Digital Artist Hector Llanquín on Game Play, Web Art, and How Technology is Part of Nature

There’s no blueprint for the creative process. Even the best laid plans take unexpected twists and turns on their way to the final product, and those left-field moments are often what make a piece of art work. In our Unscripted video series, we linked up with musicians, digital artists, and film directors to get a peek at their process, and the unexpected surprises that went into making their work.

What roles can screens play in contemporary art given their ubiquity in virtually all aspects of human existence? Hector Llanquin is a Chilean multimedia artist based in Brooklyn who works as a web programmer and developer by day and delves into the beautiful geometries of digital art, printing, and installation by night. He originally studied painting in Chile but gradually drifted from the canvas to the screen, creating abstract landscapes and architectures inspired by indigenous mythology, video games, geology, and horticulture, among other natural and digital elements.

As part of Remezcla’s series with Cazadores®, Hector created an original video piece to elaborate on his creative process and the differences and similiarities among painting, coding, the built environment, and nature. Here, he sheds more light on his artistic development and philosophy.


 

On his development as a web artist
When I started studying art in Chile, I realized that the conversation going on about digital art tended to over-value the process itself.
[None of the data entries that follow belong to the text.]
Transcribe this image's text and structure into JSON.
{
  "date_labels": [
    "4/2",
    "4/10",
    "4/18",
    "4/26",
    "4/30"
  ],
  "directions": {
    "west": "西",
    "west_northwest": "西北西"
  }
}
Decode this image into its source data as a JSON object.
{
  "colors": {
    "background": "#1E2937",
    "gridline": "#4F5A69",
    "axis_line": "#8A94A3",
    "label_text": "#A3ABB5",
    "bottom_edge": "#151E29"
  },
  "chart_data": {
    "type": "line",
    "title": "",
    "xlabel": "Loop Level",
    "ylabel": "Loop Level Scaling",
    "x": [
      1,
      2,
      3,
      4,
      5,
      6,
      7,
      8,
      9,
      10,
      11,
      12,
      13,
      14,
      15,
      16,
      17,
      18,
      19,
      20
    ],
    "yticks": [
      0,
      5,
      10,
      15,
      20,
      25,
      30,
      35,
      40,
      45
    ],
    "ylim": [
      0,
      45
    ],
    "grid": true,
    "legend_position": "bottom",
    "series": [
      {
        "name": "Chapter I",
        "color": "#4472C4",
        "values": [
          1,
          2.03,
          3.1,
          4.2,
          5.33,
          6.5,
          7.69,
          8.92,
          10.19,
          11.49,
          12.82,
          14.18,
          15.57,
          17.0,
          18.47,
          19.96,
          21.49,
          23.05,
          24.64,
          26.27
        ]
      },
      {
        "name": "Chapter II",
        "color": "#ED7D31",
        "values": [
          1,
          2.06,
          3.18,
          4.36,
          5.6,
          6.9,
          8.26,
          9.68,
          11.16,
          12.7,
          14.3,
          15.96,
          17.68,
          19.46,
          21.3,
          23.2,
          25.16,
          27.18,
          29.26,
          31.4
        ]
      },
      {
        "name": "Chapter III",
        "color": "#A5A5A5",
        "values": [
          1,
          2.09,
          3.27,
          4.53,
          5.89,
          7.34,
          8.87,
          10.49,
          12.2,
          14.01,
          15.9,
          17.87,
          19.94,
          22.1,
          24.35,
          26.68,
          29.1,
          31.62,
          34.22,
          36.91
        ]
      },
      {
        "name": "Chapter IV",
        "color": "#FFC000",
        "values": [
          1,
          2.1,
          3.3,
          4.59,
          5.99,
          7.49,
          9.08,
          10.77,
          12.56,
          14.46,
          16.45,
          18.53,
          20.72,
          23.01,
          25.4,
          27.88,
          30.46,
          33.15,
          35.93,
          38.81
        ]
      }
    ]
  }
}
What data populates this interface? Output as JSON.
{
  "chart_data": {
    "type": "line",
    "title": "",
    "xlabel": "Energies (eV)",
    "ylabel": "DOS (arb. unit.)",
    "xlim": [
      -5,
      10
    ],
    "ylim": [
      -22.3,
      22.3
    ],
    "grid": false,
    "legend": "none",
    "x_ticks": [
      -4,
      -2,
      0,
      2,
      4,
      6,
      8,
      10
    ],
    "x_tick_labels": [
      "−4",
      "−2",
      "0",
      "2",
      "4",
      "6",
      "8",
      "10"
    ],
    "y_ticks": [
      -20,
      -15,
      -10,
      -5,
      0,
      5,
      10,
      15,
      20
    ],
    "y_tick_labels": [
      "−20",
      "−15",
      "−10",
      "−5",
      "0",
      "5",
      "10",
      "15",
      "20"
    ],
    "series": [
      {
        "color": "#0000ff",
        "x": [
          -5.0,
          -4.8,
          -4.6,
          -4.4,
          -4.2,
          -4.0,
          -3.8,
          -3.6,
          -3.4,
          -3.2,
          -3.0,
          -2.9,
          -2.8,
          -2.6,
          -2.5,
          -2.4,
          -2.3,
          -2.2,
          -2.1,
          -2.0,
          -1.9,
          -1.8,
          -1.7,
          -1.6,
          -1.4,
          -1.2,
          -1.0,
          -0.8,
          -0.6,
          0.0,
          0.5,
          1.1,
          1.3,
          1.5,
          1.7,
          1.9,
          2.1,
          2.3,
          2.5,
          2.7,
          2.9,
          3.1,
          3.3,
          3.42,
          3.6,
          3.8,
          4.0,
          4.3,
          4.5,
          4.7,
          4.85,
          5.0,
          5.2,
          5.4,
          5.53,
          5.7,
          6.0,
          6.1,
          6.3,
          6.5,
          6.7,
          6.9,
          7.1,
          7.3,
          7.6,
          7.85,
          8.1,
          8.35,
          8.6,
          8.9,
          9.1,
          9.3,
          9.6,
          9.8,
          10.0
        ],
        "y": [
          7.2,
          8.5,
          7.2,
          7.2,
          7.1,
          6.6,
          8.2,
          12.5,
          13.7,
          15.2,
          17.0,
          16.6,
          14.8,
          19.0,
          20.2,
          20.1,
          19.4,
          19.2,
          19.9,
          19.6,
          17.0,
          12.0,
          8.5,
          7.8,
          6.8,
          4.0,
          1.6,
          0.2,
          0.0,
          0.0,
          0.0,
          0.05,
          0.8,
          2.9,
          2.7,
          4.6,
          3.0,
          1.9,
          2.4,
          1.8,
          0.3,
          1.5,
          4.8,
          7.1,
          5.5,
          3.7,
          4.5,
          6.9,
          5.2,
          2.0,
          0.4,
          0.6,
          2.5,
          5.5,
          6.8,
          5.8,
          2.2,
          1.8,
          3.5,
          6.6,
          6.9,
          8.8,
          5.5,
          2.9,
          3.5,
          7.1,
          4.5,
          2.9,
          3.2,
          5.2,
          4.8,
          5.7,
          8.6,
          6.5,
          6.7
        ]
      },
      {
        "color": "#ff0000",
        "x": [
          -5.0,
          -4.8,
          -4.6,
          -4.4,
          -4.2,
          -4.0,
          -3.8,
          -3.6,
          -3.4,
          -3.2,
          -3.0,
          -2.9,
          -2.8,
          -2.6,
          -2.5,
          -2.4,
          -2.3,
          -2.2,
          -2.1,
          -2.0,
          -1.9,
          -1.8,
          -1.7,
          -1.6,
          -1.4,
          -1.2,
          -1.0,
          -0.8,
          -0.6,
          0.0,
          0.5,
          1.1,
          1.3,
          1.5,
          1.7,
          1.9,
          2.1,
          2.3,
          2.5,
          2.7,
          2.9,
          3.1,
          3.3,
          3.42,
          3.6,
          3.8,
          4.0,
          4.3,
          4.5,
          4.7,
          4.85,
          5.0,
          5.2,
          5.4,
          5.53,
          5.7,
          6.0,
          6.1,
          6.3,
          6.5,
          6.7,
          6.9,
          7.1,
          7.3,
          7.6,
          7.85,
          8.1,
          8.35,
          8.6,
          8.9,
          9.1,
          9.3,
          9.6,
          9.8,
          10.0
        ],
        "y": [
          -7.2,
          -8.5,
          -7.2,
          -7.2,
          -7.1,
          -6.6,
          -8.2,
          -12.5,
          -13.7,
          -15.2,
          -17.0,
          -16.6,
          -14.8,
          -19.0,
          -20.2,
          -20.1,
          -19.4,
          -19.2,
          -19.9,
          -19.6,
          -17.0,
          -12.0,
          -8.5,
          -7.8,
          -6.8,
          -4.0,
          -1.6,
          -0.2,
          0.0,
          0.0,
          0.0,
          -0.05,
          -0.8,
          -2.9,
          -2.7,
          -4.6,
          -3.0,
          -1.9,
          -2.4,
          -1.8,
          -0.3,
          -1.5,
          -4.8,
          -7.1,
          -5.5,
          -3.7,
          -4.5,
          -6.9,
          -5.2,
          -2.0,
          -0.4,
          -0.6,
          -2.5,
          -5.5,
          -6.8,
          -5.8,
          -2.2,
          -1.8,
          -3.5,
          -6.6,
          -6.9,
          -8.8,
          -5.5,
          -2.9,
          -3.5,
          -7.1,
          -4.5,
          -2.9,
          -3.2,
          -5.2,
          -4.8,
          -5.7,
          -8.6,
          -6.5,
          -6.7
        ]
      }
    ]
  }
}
I thought, “Why?” At the end of they day, processes are tools, nothing more. I’m not interested in restricting an artwork to a rectangle or to a discursive loop; I prefer to create a living narrative. I am most interested in the languages, real and imagined, that can be articulated via these tools.

On his views on technology
Technology is part of nature in my view. It’s a product of human experimentation and is full of allegories that derive from biology. And it doesn’t only involve a relationship between human languages and code but also connections between physical and digital space and the past, memories, and the future.

On his travels and their impact on his work
When I moved to Mexico from Chile, I found myself living in an environment in which you constantly grappled with history in real time. In Chile, this doesn’t exist because most of the indigenous people were wiped out. I used to view the digital as a way of manifesting my own idiosyncrasies, but Mexico allowed me to explore the spaces that deal with memory and imagine possible memories and futures based in possible pasts. In Mexico, I was forced to take on the past and present and decide that this work was the work that I was meant to be doing and that I come from all of this, personally, professionally, and creatively. I belong to all of this.